A speckled sample of rocks discovered by the Perseverance rover at the Jezero Crater site on Mars exhibits characteristics that, if found on Earth, would be considered evidence of past living microorganisms. An article appearing in the journal Nature, on September 10, 2025, describes the rocks and what appear to be embedded biosignatures.
Perseverance, since landing on Mars, has explored three of the geological terrains in the Jezero Crater. These are the crater floor containing lava flows and water-deposited rocks, a delta fan with fluvial deposits, and the crater margin, where mudstone, carbonate rocks and olivine deposits have been found.
Finding mudstone on Mars has always excited astrobiologists. Mudstone only forms where water and silt are present to produce hardened sediments. It forms from the compaction of fine particles. Carbonate rocks also form in the presence of water, producing limestone, calcite and dolomite. On Earth, carbonate rocks often contain minerals formed from the skeletal remains of animals.
Olivine, on the other hand, doesn’t form in the presence of water but rather reacts to water and carbon dioxide (CO2), generating a chemical exothermic response that could support organic molecules and biotic chemistry. Its presence on Mars is considered an indicator of long, dry and cold periods in the planet’s history.
Olivine discoveries on Mars have interested exobiologists because of a process called serpentization, where exposure to water transforms it, even in low-temperature environments. When serpentization happens to olivine through interaction with a water source, the altered rock turns into secondary minerals while producing byproducts like hydrogen gas and heat.
On Earth, serpentization is observed on the edges of tectonic plates. On Mars, however, olivine has a complex history, with changes in its appearance indicating limited interactions with liquid water in the past during periods that would have been favourable to life.
The rocks that have the astrobiologists excited were observed and collected by Perseverance from a mudstone outcrop called Cheyava Falls. It was once a river channel or ancient lake delta. The sample features complex mineralogy, layered sediments, and chemical biosignatures. This is the most promising sample found by Perseverance, which, along with Curiosity, was sent to Mars to find past environments that could have been conducive to life.

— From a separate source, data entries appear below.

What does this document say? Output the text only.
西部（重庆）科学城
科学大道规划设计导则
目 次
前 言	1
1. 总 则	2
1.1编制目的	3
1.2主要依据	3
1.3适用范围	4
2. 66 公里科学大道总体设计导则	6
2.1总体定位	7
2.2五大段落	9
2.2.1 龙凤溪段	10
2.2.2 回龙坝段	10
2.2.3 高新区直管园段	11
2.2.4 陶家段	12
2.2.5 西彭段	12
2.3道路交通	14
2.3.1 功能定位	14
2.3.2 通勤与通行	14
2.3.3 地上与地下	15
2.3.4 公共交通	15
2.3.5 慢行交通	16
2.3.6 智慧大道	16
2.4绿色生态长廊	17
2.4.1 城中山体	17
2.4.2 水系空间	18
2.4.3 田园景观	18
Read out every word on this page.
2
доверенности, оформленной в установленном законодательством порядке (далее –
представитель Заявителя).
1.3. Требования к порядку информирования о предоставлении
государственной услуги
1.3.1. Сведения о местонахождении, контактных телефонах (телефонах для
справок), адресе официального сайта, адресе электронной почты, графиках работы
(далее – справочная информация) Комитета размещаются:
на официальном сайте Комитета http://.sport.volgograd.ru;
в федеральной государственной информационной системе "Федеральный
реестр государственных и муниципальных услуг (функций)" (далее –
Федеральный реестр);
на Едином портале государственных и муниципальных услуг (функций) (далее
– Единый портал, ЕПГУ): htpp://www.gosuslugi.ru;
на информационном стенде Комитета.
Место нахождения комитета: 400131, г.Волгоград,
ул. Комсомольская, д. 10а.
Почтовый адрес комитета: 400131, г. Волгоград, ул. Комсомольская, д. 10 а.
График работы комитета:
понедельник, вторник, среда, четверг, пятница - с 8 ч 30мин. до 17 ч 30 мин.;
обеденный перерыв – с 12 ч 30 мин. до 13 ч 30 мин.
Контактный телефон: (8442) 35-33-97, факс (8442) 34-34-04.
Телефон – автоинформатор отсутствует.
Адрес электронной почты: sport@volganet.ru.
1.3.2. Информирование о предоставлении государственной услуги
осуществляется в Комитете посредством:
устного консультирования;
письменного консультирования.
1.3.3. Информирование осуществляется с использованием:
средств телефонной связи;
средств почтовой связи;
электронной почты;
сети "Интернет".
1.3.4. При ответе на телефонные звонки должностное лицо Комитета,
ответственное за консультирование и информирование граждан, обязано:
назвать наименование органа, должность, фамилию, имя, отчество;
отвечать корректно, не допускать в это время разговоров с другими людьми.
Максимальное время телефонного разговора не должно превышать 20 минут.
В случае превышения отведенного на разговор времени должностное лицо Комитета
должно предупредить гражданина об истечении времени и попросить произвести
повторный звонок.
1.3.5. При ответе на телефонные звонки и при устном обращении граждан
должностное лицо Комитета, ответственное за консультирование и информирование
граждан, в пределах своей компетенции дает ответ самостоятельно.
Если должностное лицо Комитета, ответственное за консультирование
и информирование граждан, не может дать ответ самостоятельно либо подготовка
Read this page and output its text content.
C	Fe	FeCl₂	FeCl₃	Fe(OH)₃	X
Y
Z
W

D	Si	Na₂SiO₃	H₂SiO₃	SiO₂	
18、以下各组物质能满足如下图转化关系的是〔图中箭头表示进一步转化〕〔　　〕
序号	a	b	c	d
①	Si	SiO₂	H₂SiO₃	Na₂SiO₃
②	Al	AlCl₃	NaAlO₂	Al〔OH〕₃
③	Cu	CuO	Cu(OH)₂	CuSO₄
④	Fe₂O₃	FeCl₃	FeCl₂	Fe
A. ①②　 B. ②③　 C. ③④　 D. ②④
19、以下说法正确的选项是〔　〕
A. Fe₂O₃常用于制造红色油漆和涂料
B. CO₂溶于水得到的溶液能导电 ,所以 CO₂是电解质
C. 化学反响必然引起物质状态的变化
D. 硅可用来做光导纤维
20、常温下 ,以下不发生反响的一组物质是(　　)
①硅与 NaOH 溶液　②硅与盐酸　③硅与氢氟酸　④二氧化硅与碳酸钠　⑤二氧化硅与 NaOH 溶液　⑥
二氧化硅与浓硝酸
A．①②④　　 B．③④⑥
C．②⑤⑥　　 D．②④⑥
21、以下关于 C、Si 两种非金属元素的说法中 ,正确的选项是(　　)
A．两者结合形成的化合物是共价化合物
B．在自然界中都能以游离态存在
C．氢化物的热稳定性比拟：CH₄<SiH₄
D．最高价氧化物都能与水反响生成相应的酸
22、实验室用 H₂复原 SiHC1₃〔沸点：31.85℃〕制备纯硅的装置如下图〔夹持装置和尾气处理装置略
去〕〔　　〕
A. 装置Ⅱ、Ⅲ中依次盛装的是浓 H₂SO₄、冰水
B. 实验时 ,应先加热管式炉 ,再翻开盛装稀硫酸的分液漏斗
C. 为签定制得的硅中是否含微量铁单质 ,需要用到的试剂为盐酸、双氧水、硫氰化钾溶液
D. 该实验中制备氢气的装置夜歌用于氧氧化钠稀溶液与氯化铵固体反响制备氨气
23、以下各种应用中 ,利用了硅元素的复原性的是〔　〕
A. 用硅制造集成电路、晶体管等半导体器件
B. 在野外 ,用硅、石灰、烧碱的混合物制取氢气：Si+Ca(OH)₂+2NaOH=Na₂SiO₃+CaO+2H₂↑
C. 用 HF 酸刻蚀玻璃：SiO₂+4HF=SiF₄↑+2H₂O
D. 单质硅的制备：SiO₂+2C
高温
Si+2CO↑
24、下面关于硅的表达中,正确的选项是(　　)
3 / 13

NASA has chosen to seek environmental evidence to support life, rather than evidence of life itself. Why is that? The likely explanation is the controversy that arose when the two Viking landers reached Mars in 1976.
On board the Vikings was the Label  Release Experiment (LRE). It tested soil samples dug up using a trenching tool. The samples were deposited in the onboard chemical lab, where they underwent several tests, one of them the LRE.
The LRE was conducted in two stages. The first stage introduced an unheated soil sample to a diluted aqueous solution containing seven molecular compounds tagged with radioactive carbon-14 to track metabolic activity. The nutrients included glycine, alanine, sodium formate, sodium lactate, and calcium glyconate. The test measured the gasses emitted from the sample. A second sample was heated to 160 °C (320 °F) with the gas output measured. On Earth, the two-stage experiment was repeated using terrestrial soil samples. All four results were compared. A positive test for metabolic activity, indicating the possibility of Martian life, produced radioactive carbon-labelled gasses.
But the Viking also had another onboard test, the Pyrolytic Release Experiment, which exposed collected soil samples to light, water and radioactive carbon-14, looking for photosynthetic activity. The results showed no organic material was present.
As with all things at NASA, the interpretation of the conflicting results led to the downplaying of the LRE, erring on the side of caution. Many scientists, 50 years later, however, believe that upon reviewing the Viking data, the landers did find evidence of past and maybe even present active microbial life on Mars. Over the years since 1976, the certainty by astrobiologists of past or present life on Mars has grown to 99%. Considering the organic compounds found by both Curiosity at the Gale Crater and Perseverance at Jezero, their judgment seems well-founded.
So why does NASA continue to tiptoe around the question of life on Mars? The best explanation is that, without holding the physical evidence in hand, the discovery of life on Mars remains unanswered. In NASA’s defence of timidity, when you consider that human activities on Mars have only sampled a small portion of the planet’s surface, there appears to be a lot more exploration to do. The proof of Martian microbial life, I believe, will become a reality when humans finally land on Mars to explore more environmentally suitable niches on and below the surface. That level of commitment, however, to planetary science rather than to bragging rights, seems far away.
Could abiotic processes have produced the Viking results or refute the visual evidence that Perseverance has encountered? Most planetary scientists and astrobiologists don’t believe that an abiotic interpretation is more likely. They do, however, cautiously note it cannot be totally excluded.
What is needed is getting the Perseverance Martian test samples back to Earth. That was to be the goal of the future Mars Sample Return Mission. It appears, however, that it may no longer happen with plans to cut NASA’s science budget. Instead, we may have to wait until human crews land on Mars and observe and test the rocks and soil they sample.